From recharge card, Obi took to phone repairs, then phone accessory sales, then second hand and new phone vending, all by the roadside. As you read this piece though, the information and communication technology (ICT) company which Obi eventually set up – McSteve Unique Services Nigeria Limited is the parent company of mcsteveonline.com whose advert is opposite this page – now pays millions in ground rent at the popular Banex Plaza in the heart of Abuja! (Obi actually bought out a bank to secure this highly coveted space at the busy Banex Plaza!)
What’s more? The young, visionary Obi sees the future of his ICT retail business online, hence he has sent up Nigeria’s first exclusive ICT gadgets online store, www.mcsteveonline.com, where buyers shop for phones and over 5,000 ICT-related products, and place their order which is shipped to their doorsteps nationwide.
An avid reader, Obi’s passion for the ICT business was kindled as a read “a book on how Steve Jobs and Steve Wozniak started their journey into the world of ICT in a garage which gave birth to the Apple brand.” From his small start, Obi began to realise that he was into something big in business “at a point when I started to develop and implement new ideas to grow my ICT business.
How did it feel moving from such humble start to a place like Banex Plaza? “I felt like a conqueror who had conquered a small league from a humble beginning and was heading for the big league to play with the big players,” Obi told The Dream Daily Newspaper.
He listed his challenges as a start-up entrepreneur to include “inability to access bank and government loans to grow and expand the ICT business, failure by the government to create an enabling environment through ICT-friendly policies that would develop the ICT sector in Nigeria for young and upcoming ICT entrepreneurs and lack of infrastructure due to the government low interest in the ICT sector.”

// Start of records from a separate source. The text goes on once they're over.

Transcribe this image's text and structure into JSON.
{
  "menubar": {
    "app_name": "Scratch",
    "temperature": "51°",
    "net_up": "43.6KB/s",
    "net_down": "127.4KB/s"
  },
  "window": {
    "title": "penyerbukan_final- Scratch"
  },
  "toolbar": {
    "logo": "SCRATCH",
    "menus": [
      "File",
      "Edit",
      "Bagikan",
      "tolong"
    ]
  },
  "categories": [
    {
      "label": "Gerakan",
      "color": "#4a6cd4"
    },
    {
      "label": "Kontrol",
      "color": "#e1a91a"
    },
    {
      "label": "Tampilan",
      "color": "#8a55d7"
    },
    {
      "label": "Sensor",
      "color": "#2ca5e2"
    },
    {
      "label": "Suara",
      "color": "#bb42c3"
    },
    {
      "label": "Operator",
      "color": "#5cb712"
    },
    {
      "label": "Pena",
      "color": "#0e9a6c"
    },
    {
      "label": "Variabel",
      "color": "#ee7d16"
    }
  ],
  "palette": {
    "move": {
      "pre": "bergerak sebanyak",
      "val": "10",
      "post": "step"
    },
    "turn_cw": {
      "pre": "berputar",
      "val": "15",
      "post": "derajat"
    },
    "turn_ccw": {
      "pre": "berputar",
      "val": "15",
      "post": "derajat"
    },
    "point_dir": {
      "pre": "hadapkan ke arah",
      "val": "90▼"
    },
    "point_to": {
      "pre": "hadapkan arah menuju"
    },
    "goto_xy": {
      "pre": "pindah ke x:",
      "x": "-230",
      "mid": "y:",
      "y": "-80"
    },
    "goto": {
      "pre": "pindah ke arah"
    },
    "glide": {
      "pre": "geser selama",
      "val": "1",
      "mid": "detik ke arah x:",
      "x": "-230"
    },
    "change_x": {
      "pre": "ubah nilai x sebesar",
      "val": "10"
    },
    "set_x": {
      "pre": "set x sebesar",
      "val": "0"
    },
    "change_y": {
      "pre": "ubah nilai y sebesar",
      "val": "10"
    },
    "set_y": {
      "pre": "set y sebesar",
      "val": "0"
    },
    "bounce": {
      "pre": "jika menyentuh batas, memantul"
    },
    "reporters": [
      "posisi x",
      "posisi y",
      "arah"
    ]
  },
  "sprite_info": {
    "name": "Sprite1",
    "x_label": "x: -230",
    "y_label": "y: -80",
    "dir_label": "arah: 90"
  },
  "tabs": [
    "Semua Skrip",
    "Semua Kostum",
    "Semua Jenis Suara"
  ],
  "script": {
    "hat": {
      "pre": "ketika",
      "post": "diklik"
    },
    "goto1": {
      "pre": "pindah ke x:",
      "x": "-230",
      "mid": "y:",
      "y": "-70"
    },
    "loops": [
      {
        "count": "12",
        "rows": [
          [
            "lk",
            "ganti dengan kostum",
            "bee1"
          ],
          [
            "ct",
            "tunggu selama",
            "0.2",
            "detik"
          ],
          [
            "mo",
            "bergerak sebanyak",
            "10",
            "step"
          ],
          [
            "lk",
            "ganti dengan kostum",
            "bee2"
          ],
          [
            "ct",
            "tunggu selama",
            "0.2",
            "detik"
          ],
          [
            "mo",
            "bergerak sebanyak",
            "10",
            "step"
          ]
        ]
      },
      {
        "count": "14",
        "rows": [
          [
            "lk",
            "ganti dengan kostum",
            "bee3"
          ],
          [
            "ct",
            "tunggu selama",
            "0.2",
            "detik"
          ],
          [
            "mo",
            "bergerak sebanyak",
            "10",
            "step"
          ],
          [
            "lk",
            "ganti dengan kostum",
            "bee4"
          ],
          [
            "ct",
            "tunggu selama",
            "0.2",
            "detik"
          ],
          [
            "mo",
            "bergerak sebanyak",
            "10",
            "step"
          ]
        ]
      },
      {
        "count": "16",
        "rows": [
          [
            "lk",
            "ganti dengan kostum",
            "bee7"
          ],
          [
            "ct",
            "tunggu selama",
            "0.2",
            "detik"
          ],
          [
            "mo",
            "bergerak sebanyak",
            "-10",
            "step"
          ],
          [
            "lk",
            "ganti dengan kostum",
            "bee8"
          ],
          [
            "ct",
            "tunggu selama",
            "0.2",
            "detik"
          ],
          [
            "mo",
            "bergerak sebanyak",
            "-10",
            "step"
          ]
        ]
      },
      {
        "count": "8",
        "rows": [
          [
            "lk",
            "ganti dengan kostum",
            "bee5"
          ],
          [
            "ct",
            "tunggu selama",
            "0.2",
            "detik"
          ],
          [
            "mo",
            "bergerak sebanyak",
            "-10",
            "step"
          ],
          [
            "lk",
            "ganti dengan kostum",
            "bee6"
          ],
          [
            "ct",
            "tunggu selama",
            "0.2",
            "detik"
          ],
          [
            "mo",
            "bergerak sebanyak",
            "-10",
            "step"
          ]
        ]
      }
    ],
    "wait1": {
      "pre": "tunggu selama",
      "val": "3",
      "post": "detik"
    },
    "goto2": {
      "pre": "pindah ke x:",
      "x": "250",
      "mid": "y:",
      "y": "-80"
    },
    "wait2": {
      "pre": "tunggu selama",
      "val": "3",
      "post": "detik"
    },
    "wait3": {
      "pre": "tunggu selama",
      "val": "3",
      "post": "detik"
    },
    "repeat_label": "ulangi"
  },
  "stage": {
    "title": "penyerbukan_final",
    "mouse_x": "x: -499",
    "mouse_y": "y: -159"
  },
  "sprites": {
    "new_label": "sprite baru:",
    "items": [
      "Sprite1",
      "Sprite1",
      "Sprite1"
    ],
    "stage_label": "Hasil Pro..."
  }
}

Obi is betting on online sales as the future, instead of the usual shop/showroom business model because “the world is changing and developing so fast due to advancement in ICT. Bill Gates the founder of Microsoft once said that ‘if your business is not on the internet, then your business is out of business.’ I agree with him because most of the big stores in the UK and US have all closed their offline stores to go online and the online stores have more advantages such as 24-hours accessibility and unlimited geographical coverage.”
If you are an aspiring young entrepreneur in Nigeria reading this, Obi has this advice for you: “My advice for young Nigerians about life and business is for them to have a dream, then nurture and develop their dreams with innovative ideas, hard work, passion, determination, focus, perseverance and above all prayers to the Almighty God.”
Obi dreams big, still. In five to ten years he wants to see “mcsteveonline.com becoming a global brand rubbing shoulders with world renowned brands such as Amazon.com, Ebay.com and Alibaba.com.”
Looking back now, what would Obi have done differently in life and in business? “I would have made good use of the resources I had at my early stage in business to build my dream,” he said with his broad, frequent, easy smile, adding that he planned “to go back to school, but not to study Geology. Now, I want to study a course related to business or entrepreneurship.”